Deuxième défi : définir ce qui est prédictif de l’erreur médicamenteuse. L’IIAS a donc balayé la littérature internationale sur le sujet, afin d’identifier les facteurs en lien avec les erreurs médicamenteuses. « Nous avons sélectionné 52 variables concernant à la fois le patient et l’activité hospitalière telles que les données démographiques, celles liées à l'hospitalisation notamment la période d'admission, un passage par les urgences, les précédentes hospitalisations, le taux d'occupation des services, le délai d'hospitalisation, les données cliniques ou encore celles sur les médicaments », énumère-t-il.
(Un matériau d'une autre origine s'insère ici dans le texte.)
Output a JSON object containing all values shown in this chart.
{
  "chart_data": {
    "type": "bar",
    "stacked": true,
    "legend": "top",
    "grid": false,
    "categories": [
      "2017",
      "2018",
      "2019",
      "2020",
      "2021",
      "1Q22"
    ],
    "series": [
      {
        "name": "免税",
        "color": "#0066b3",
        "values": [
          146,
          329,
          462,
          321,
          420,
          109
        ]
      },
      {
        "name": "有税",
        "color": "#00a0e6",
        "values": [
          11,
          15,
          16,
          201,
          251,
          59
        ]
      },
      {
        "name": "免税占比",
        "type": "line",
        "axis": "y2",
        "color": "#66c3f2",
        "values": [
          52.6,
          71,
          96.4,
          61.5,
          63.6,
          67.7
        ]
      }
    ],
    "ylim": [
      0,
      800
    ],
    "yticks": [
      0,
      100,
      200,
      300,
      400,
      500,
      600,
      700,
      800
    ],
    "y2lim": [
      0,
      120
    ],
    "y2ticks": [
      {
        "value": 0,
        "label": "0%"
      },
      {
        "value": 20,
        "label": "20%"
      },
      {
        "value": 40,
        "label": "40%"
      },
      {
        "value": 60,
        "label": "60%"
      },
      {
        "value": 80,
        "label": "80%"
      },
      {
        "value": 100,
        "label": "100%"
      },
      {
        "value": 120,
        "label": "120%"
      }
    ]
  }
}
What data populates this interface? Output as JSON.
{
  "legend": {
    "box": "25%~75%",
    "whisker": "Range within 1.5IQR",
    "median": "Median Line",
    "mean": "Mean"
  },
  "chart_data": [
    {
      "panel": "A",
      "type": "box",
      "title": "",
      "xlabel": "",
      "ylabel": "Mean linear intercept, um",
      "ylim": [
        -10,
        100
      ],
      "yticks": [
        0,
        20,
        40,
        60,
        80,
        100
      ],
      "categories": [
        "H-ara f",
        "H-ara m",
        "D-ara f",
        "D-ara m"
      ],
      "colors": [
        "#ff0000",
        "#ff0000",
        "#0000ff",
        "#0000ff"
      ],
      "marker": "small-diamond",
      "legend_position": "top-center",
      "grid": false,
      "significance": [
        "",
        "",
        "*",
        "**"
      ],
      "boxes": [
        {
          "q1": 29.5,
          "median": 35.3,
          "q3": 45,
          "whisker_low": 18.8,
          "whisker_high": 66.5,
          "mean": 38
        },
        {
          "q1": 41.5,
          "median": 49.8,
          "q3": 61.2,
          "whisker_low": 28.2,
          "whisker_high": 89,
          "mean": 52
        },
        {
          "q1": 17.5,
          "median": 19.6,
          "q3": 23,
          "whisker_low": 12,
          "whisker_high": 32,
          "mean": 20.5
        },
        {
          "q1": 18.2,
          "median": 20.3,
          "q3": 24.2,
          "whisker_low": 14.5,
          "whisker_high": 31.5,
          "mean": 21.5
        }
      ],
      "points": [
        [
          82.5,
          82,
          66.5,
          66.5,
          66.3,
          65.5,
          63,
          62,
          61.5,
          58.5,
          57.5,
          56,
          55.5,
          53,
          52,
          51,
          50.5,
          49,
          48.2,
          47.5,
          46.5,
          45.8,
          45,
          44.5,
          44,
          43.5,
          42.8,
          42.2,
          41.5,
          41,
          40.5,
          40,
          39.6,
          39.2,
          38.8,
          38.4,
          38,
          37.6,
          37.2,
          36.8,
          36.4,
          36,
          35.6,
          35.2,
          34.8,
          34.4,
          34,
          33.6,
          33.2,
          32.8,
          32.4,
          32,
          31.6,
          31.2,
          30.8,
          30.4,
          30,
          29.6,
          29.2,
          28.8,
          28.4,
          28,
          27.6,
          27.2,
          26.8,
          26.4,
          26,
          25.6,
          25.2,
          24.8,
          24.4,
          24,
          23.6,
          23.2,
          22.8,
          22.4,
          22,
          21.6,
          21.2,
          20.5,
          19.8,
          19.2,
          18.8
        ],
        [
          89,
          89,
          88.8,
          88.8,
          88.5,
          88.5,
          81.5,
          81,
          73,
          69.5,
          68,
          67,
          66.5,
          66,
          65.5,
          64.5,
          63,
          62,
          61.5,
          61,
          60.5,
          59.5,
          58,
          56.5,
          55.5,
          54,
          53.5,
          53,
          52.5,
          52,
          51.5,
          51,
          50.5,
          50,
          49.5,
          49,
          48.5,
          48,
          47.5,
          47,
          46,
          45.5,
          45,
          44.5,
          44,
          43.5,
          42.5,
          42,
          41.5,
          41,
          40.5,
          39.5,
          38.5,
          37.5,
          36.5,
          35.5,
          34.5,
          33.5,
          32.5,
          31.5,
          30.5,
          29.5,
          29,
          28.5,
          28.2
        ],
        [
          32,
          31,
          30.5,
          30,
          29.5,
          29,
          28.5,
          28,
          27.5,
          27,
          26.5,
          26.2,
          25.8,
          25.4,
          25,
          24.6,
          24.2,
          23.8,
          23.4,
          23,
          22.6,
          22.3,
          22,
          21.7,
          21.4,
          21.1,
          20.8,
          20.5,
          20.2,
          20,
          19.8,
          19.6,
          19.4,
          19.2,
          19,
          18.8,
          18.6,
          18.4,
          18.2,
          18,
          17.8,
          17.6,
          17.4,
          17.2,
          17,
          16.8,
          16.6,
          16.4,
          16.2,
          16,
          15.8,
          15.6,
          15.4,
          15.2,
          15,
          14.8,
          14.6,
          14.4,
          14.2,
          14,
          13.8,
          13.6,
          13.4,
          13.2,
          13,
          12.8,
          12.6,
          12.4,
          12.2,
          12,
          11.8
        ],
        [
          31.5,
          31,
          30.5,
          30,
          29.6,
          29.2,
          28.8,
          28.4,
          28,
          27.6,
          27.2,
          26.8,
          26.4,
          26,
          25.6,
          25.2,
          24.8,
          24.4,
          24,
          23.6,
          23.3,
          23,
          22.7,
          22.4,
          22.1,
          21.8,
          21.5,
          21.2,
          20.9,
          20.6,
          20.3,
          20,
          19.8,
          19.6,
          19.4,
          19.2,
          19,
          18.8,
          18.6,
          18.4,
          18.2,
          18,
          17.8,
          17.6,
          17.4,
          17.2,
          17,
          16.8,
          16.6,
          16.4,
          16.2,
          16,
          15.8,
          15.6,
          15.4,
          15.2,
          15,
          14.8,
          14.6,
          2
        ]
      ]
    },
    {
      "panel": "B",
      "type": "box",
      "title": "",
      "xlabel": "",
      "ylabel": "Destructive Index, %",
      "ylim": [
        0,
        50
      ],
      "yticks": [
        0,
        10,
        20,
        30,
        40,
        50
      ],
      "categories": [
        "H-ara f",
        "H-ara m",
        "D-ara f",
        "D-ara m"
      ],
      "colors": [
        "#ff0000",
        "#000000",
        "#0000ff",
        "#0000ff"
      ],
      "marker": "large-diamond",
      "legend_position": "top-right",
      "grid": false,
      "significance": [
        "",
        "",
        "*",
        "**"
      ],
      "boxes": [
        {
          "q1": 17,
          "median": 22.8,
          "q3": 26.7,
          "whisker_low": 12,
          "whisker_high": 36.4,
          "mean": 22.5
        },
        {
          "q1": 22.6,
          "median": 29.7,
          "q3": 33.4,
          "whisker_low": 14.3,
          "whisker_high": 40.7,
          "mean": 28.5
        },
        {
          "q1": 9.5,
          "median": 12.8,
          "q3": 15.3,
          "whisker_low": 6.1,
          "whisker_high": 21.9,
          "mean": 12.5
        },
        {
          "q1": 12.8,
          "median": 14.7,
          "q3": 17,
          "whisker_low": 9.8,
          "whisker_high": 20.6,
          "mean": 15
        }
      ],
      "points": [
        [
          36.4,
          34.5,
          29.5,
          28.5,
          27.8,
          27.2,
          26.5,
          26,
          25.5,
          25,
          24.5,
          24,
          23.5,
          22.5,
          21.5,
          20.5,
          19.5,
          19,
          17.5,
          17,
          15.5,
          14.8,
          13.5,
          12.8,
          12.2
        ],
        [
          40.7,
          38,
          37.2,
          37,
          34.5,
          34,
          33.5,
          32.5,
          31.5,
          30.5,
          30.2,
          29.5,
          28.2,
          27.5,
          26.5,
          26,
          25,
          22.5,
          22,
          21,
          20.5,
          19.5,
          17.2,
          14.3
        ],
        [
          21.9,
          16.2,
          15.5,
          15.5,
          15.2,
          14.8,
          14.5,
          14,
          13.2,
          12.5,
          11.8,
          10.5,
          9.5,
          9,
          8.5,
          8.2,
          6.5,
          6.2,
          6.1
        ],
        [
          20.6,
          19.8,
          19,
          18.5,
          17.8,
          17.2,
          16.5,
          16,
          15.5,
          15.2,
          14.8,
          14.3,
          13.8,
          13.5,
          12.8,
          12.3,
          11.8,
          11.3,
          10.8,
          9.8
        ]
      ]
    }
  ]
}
Des résultats encourageants
Le modèle a été entraîné entre 2017 et 2023 sur les données de 7 000 patients du CHU afin d’identifier les prescriptions contenant des erreurs non intentionnelles. Ce travail a conduit à l’élaboration d’un algorithme exploitable en clinique et suffisamment robuste pour être utilisé même en l’absence de certaines données-patients.
Puis, pour tester l’outil, les chercheurs ont utilisé les données de 12 604 patients hospitalisés entre 2017 et 2023, choisis au hasard pour faire l'objet d'une conciliation médicamenteuse. Pour valider le modèle, ils ont utilisé les données de 317 patients qui ont bénéficié d'une conciliation médicamenteuse entre novembre 2023 et avril 2024, parmi lesquels 93 présentaient au moins une erreur médicamenteuse ayant conduit à l'intervention d'un pharmacien. L'outil prédictif a été appliqué à cette cohorte : 110 patients présentaient un score élevé. En parallèle, un groupe de pharmaciens cliniciens a sélectionné le même nombre de dossiers patients mais de manière aléatoire. Une amélioration de 113 % a été constatée dans l’identification par l’outil, des patients candidats à la conciliation médicamenteuse lors de leur admission. Ces résultats suggèrent qu'un outil informatique prédictif pourrait améliorer la sécurité des patients. « En 2022, sur 2 037 patients pris en charge au CHU de Reims, les praticiens identifiaient auparavant 536 DNI, explique Rudy Merieux. Avec notre modèle, nous estimons que plus de 1 000 patients présentant une erreur médicamenteuse auraient pu être identifiés. »
Une étude est en cours afin d’analyser l’impact clinique de ces divergences, savoir s’il est majeur, modéré ou mineur, et définir le bénéfice réel de l’outil sur plusieurs années par rapport aux pratiques antérieures. Il devrait ensuite être déployé en Soins médicaux de réadaptation (SMR).